At a minimum, practise purposeful productivity by identifying your most valued priorities and learning to say no more often. Entrepreneur John Rampton recommends pausing before instinctively saying yes to a request. Assess the situation more closely:
- Would you consider this a request? Is it just a suggestion?
- What’s the cost of saying yes?
- Is this going to help you achieve your goals or serve your mission?
- Should you make this a priority?
- Is there an alternative? For example, instead of meeting, a quick Slack chat?

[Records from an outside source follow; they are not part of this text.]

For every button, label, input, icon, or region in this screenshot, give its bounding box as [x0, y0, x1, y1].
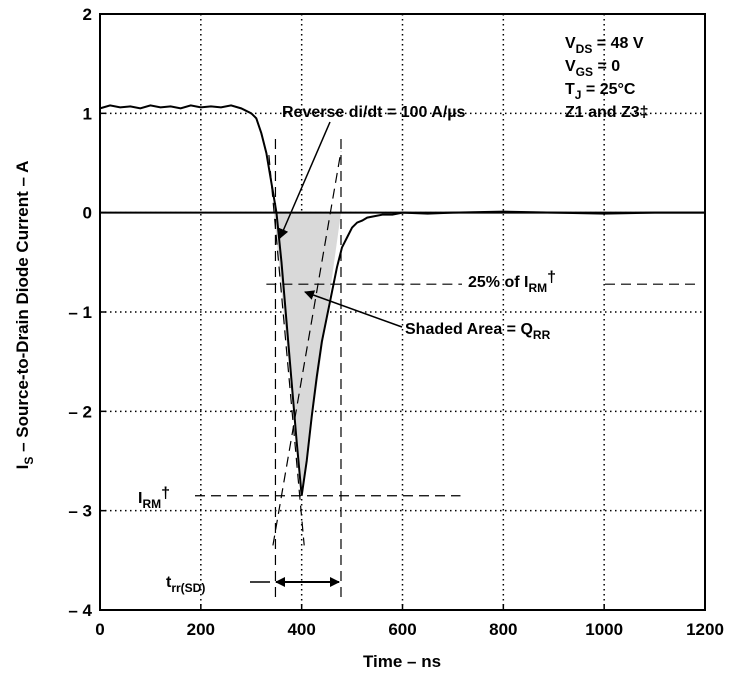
x-tick-label: 1200: [686, 620, 724, 639]
y-tick-label: 2: [83, 5, 92, 24]
annotation-qrr-sub: RR: [533, 328, 551, 342]
y-tick-label: 1: [83, 104, 92, 123]
annotation-vgs-sub: GS: [576, 65, 593, 79]
annotation-vds-main: V: [565, 35, 576, 52]
annotation-vgs: VGS = 0: [565, 58, 620, 79]
annotation-trr: trr(SD): [166, 574, 205, 595]
x-tick-label: 1000: [585, 620, 623, 639]
annotation-tj: TJ = 25°C: [565, 81, 636, 102]
y-tick-label: – 4: [68, 601, 92, 620]
annotation-vds-sub: DS: [576, 42, 593, 56]
y-axis-title: IS – Source-to-Drain Diode Current – A: [13, 161, 36, 470]
annotation-irm: IRM†: [138, 485, 170, 511]
annotation-25pct-post: †: [547, 269, 556, 286]
annotation-z: Z1 and Z3‡: [565, 104, 649, 121]
qrr-arrow: [304, 290, 403, 328]
annotation-tj-main: T: [565, 81, 575, 98]
annotation-trr-main: t: [166, 574, 172, 591]
annotation-irm-sub: RM: [142, 497, 161, 511]
annotation-tj-rest: = 25°C: [581, 81, 635, 98]
didt-slope-line: [268, 154, 305, 546]
y-tick-label: 0: [83, 204, 92, 223]
y-axis-title-main: I: [13, 465, 32, 470]
y-axis-title-rest: – Source-to-Drain Diode Current – A: [13, 161, 32, 457]
ticks: 0 200 400 600 800 1000 1200 2 1 0 – 1 – 2 – 3 – 4: [68, 5, 724, 639]
x-axis-title: Time – ns: [363, 652, 441, 671]
annotation-tj-sub: J: [575, 88, 582, 102]
annotation-25pct-pre: 25% of I: [468, 274, 528, 291]
annotation-vds-rest: = 48 V: [592, 35, 643, 52]
didt-arrow: [278, 121, 331, 239]
x-tick-label: 400: [287, 620, 315, 639]
annotation-25pct-irm: 25% of IRM†: [468, 269, 556, 295]
shaded-area-qrr: [273, 212, 341, 496]
current-trace: [99, 104, 705, 496]
annotation-didt: Reverse di/dt = 100 A/µs: [282, 104, 465, 121]
annotation-irm-post: †: [161, 485, 170, 502]
annotation-irm-main: I: [138, 490, 142, 507]
x-tick-label: 0: [95, 620, 104, 639]
annotation-qrr-pre: Shaded Area = Q: [405, 321, 533, 338]
annotation-25pct-sub: RM: [528, 281, 547, 295]
annotation-vds: VDS = 48 V: [565, 35, 644, 56]
x-tick-label: 600: [388, 620, 416, 639]
annotation-trr-sub: rr(SD): [171, 581, 205, 595]
y-tick-label: – 2: [68, 402, 92, 421]
recovery-slope-line: [272, 150, 342, 546]
reference-lines: [195, 139, 700, 598]
x-tick-label: 800: [489, 620, 517, 639]
y-tick-label: – 3: [68, 502, 92, 521]
annotation-vgs-rest: = 0: [593, 58, 620, 75]
y-tick-label: – 1: [68, 303, 92, 322]
x-tick-label: 200: [187, 620, 215, 639]
annotation-qrr: Shaded Area = QRR: [405, 321, 551, 342]
annotation-vgs-main: V: [565, 58, 576, 75]
y-axis-title-sub: S: [22, 457, 36, 465]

“When you practise this, you usually calm your anxious thoughts and prevent yourself from trying to please everyone. But, more importantly, it prevents you from overcommitting and wasting any valuable time,” Mr. Rampton writes on Thrive Global.
Quick hits
- To maximize your learning, you need to doubt your knowledge, says tech executive Julie Zhao. It’s a tricky balance – you need confidence in your knowledge while at the same time doubting it. Author Mark Manson adds this perspective: A little bit of self-doubt is definitely better than none, citing Kanye West as an example of the latter.
- Complainers live in the past, which is concrete. Executive coach Dan Rockwell recommends turning conversations with them to the future, but also trying to be concrete: “I’m curious. If things were going perfectly, what would it look like?”
- When designing buttons for website visitors to click, Orbit Media chief marketing officer Andy Crestodina advises using the first person: “Create my account” rather than the second person, which you may have used repeatedly in the content on that page. “Create Your Account” is not as effective, studies show.
- Your calendar is a better measure of success than your bank account, suggests Atomic Habits author James Clear.
Harvey Schachter is a Kingston-based writer specializing in management issues. He, along with Sheelagh Whittaker, former CEO of both EDS Canada and Cancom, are the authors of When Harvey Didn’t Meet Sheelagh: Emails on Leadership.